Feeding greek cyclamen a high-nitrogen general feed and growing it in too little sun — you get a big leafy plant and almost no flowers.

The fix — how to get greek cyclamen to flower

  1. Maximise sun. Give greek cyclamen the sunniest spot you have — for most bedding and fruiting plants, more direct light directly means more flowers.
  2. Switch the feed. Move off high-nitrogen feeds and use a higher-potassium "bloom" or tomato-type feed as it comes into flower.
  3. Deadhead regularly. Remove spent flowers often to keep it producing more rather than stopping to set seed.
  4. Water consistently. Keep moisture even through budding and flowering — drought-then-flood swings make buds drop.

Light and feeding do most of the heavy lifting here. Dial in the spot with the light guide for greek cyclamen and get the feeding right with the greek cyclamen fertilising schedule — the wrong feed (too much nitrogen) is one of the most common silent reasons a healthy plant makes leaves instead of flowers.

Bloom season and what to expect

Greek Cyclamen flowers across its growing season (mostly summer) and, kept fed and deadheaded, can bloom for many weeks or right up to frost.

Post-bloom care so it flowers again

Deadhead, keep feeding lightly, and many will rebloom; collect seed from the best plants at the end of the season if you want to grow them again.

For everything else this plant needs day to day, see the full greek cyclamen care brief and its watering schedule — a stressed, badly watered plant rarely has the energy to flower at all.
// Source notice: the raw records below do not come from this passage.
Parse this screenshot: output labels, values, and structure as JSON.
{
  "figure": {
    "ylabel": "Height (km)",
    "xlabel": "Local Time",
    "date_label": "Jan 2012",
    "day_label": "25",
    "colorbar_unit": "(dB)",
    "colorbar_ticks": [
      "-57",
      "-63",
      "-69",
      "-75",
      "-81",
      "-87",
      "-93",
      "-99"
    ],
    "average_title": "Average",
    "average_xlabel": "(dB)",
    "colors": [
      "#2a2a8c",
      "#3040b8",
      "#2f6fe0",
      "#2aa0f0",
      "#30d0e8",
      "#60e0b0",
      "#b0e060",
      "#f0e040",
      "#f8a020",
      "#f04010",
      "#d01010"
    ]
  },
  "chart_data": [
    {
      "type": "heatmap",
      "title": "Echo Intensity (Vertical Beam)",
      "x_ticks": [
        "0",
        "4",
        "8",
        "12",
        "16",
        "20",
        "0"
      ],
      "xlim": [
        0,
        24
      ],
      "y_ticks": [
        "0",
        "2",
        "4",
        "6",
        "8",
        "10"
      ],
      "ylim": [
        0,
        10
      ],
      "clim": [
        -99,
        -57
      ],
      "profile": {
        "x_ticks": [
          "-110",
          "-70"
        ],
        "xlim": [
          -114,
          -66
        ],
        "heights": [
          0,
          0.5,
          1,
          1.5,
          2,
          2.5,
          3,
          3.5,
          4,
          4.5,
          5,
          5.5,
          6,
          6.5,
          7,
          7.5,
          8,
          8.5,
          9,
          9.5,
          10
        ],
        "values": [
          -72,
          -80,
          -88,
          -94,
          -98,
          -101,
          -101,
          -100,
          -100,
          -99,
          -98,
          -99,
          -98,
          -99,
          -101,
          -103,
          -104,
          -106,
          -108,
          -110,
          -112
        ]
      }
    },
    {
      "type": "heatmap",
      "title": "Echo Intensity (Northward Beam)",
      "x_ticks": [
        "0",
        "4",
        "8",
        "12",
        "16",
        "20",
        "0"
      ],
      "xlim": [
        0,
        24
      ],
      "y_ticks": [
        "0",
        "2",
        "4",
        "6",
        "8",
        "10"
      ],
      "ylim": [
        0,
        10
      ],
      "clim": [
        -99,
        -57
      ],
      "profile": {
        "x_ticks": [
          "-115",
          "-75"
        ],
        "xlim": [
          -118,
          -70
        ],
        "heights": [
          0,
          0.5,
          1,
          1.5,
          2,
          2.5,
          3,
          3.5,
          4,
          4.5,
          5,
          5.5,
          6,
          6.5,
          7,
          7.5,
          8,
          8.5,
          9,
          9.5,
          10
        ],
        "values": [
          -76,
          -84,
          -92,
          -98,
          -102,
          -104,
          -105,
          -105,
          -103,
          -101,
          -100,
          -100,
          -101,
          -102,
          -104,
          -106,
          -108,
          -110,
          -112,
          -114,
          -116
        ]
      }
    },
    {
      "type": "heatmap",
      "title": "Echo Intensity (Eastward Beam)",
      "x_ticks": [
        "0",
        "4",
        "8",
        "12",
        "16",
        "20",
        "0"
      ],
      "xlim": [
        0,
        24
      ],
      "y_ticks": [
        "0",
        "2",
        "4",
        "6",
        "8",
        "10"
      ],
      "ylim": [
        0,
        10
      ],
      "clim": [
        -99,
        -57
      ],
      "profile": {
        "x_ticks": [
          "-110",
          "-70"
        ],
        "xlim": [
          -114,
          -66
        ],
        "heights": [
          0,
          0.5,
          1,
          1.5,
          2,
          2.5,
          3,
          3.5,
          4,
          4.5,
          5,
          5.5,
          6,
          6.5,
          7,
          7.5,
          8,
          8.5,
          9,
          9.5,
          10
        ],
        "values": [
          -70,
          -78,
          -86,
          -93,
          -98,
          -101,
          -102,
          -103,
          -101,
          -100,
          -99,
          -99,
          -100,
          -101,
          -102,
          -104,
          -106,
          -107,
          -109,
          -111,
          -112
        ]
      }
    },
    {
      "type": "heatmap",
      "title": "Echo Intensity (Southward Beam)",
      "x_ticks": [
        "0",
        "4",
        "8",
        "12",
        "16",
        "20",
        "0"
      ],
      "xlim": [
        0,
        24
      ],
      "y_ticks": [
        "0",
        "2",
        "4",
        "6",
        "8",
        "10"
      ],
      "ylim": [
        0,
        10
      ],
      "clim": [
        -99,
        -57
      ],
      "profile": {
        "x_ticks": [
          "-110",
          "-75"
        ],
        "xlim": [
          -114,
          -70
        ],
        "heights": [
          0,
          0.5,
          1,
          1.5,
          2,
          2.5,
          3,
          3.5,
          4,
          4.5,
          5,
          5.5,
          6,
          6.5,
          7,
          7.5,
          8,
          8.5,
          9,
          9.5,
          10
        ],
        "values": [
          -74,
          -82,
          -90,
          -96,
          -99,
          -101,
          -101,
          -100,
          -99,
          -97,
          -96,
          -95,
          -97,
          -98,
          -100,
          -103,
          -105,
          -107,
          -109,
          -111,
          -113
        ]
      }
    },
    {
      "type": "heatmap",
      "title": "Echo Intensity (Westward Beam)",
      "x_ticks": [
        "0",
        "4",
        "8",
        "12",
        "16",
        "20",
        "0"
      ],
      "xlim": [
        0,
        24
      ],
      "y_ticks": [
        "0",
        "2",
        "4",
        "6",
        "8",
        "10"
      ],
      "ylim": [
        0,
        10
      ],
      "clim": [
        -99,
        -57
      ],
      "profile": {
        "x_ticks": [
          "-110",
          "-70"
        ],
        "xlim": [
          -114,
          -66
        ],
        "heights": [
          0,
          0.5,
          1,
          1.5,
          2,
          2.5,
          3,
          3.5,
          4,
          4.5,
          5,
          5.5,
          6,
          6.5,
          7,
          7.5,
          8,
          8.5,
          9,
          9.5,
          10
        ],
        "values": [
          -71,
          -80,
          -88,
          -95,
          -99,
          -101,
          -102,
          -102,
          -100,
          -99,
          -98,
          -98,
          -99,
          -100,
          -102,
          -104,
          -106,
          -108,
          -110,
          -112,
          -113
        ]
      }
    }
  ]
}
Greek Cyclamen blooming — frequently asked questions

Why won't my greek cyclamen flower?

Greek Cyclamen blooms on the season's growth given enough sun, warmth and the right feed — there is no cold or photoperiod trick, just good growing conditions and a bloom-leaning feed. The most common reason it is not happening: Too little sun — most of these need full sun (or very bright light) to flower well; shade gives leaves, not blooms.

How do I make greek cyclamen bloom?

Give greek cyclamen the sunniest spot you have — for most bedding and fruiting plants, more direct light directly means more flowers. Move off high-nitrogen feeds and use a higher-potassium "bloom" or tomato-type feed as it comes into flower.

When does greek cyclamen normally bloom?

Greek Cyclamen flowers across its growing season (mostly summer) and, kept fed and deadheaded, can bloom for many weeks or right up to frost.

What should I do with greek cyclamen after it flowers?

Deadhead, keep feeding lightly, and many will rebloom; collect seed from the best plants at the end of the season if you want to grow them again.

What is the single biggest mistake stopping greek cyclamen flowering?

Feeding greek cyclamen a high-nitrogen general feed and growing it in too little sun — you get a big leafy plant and almost no flowers.